Because of his own professional experience working in law enforcement and the military, Illinois State Police decided to bring in a professional interrogator to interview Tessier. Investigators reported that during the interview he was calm and co-operative.
However when the questions turned to his involvement in Ridulph’s murder, he is reported to have become evasive and aggressive. He refused to answer any further questions, and was arrested for Ridulph’s kidnapping and murder in July 2011.
That same month, investigators exhumed and examined Ridulph’s body, but no new evidence was found.
Wary of going to trial with only circumstantial evidence, the prosecution decided to first move forward with a case against Tessier for another sexual assault he had allegedly been involved in – the gang rape of his own sister.
With the same prosecutor taking the lead in both cases, the first went to trial in the spring of 2012. Evidence included police reports about Tessier’s interest in young girls. Witnesses included his sister, other siblings, and the girl he was accused of sexually assaulting when he was a police officer in 1971.
The defense argued that his sister’s story could not be corroborated. She had not told her story to anyone else before Tessier had been arrested for Ridulph’s murder, and there was no remaining physical evidence to suggest rape.
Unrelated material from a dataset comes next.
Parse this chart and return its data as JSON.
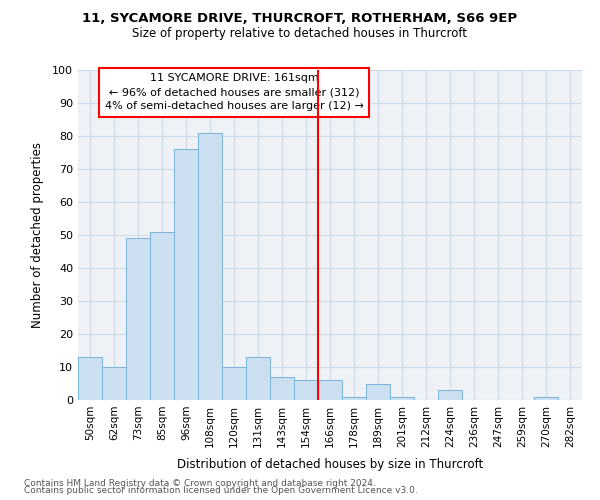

After so many years it was highly unlikely that there would be any physical evidence to collect, whether the act was consensual or not.
Tessier did not take the stand, and after just one day of deliberations the judge dismissed the case, saying that the prosecution had failed to prove that a rape had occurred.
Undeterred, in September of 2012 the same prosecutor took Tessier to trial for Ridulph’s murder. Their argument was that at first he meant to only kidnap Ridulph, but then ended up killing her instead. Evidence included the original autopsy reports. Though, perhaps learning from the first trial, as there was no physical evidence of sexual assault, they did not raise it at all in this trial.
The defense’s argument was similar, there was no physical evidence linking Tessier to the crimes, and law enforcement was unable to prove he had even been in the area on the day in question. They also accused the prosecution of being under pressure to close the case after the alleged deathbed confession from Tessier’s mother became publically known.